Reputation: 43
I need help with running parallel operations. The goal of the code is to extract a large amount of small files from the same tar in different folders in a very short time This is the code:
public void decompress(File archive, File destination) throws RuntimeException {
try (InputStream in = new FileInputStream(archive);
BufferedInputStream buff = new BufferedInputStream(in);
TarArchiveInputStream is = (TarArchiveInputStream) new ArchiveStreamFactory().createArchiveInputStream("tar", buff)
) {
TarArchiveEntry entry;
while ((entry = is.getNextTarEntry()) != null) {
File file = new File(destination, entry.getName());
file.getParentFile().mkdirs();
Files.write(file.toPath(), is.readAllBytes());
}
} catch (IOException | ArchiveException e) {
e.printStackTrace();
}
}
When I execute one time this operation, it takes ~900ms But when I do something like this to execute the same operation, multiple times in parallel it takes 20000ms:
ExecutorService EXECUTOR_SERVICE = Executors.newFixedThreadPool(20);
File archive = ...;
for (int i = 0; i < 5; i++) {
File directory = new File("Dir_" + i);
EXECUTOR_SERVICE.submit(() -> decompress(archive, directory));
}
or
File archive = ...;
for (int i = 0; i < 5; i++) {
File directory = new File("Dir_" + i);
new Thread(() -> decompress(archive, directory)).start();
}
Upvotes: 0
Views: 277
Reputation: 109593
File.mkdirs
does needlessly much checks.BufferedInputStream
may have a custom buffer size.
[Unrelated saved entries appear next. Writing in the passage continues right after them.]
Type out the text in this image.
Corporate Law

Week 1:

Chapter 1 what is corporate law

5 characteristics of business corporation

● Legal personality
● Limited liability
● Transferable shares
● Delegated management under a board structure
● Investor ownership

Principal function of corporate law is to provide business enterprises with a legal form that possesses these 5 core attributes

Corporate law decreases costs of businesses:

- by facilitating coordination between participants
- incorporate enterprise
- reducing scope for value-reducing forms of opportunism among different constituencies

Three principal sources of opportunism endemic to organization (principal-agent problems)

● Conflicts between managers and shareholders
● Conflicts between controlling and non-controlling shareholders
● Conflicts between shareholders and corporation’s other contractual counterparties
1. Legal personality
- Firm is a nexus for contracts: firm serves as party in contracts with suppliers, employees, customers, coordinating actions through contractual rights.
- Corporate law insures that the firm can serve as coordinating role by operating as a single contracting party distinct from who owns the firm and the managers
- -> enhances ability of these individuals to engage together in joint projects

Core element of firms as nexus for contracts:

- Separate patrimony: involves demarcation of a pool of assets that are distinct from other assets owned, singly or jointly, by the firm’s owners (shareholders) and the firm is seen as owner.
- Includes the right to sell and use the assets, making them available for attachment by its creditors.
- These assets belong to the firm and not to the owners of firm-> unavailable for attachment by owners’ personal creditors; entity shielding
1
Never helped much, but it might be with your disk. Also with parallelism it could help to prevent much "disk head movements."Files.copy
but still, it might have a better memory behavior that readAllBytes
.So the version becomes (eschewing File
in favor of Path
):
public void decompress(File archive, File destination) throws RuntimeException {
final int bufferSize = 1024 * 128;
Path archivePath = archive.toPath();
Path destinationPath = destination.toPath();
try (InputStream in = new FileInputStream(archive);
BufferedInputStream buff = new BufferedInputStream(in, bufferSize);
TarArchiveInputStream is = (TarArchiveInputStream)
new ArchiveStreamFactory().createArchiveInputStream("tar", buff)
) {
Path oldFileParent = destinationPath;
oldFileParent.createDirectories();
TarArchiveEntry entry;
while ((entry = is.getNextTarEntry()) != null) {
Path file = Paths.get(destinationPath, entry.getName());
Path fileParent = file.getParent();
if (!fileParent.equals(oldFileParent)) {
oldFileParent = fileParent;
oldFileParent.createDirectories();
}
Files.copy(is, file);
//Files.write(file, is.readAllBytes());
}
} catch (IOException | ArchiveException e) {
e.printStackTrace();
}
}
Throwing a RuntimeException and capturing the IOException/ArchiveException without throwing it back (as new IllegalStateException(e)
) is a matter of taste.
Now to adding parallelism: disk output is probably the bottleneck. Writing two files to the same disk in parallel means skipping back and forth on the disk. Small files might just do.
Better seems to parallelize reading a next file and then in another thread write it.
Two threads might theoretically perform better than many threads with enhightened disk traffic. readAllBytes
might then be appropriate, to let the writing thread not use is
.
As in the tar entry maybe the file size is kept too, that would allow to check whether readAllBytes
is efficient enough - for large files.
Logging was mentioned in this question. It is known, that that can consume much time, and with parallelism becomes even more critical. But you seem to be aware of it. You wrote having written your own logger. For a library System.Logger
is actually best. It is a façade that uses any logger the application provides. This would have prevented the logger vulnaribility hidden in library dependencies of the past year.
Upvotes: 1
Reputation: 21
Ignoring the fact that you are not decompressing the file in parallel here (you are running multiple threads decompressing the same file concurrently, essentially overwriting the result), there may be several reasons for this performance hit. I/O is one, so it depends on the underlying implementation. Also, what is the Logger
you are using there? While other parts of your code doesn't seem to be shared among multiple threads, the static call to Logger
is something that is shared.
Also note: java.nio uses FileChannels which provide synchronous I/O, so depending on how you create the channels, you may get into similar situations (though I don't believe this applies here).
Upvotes: 0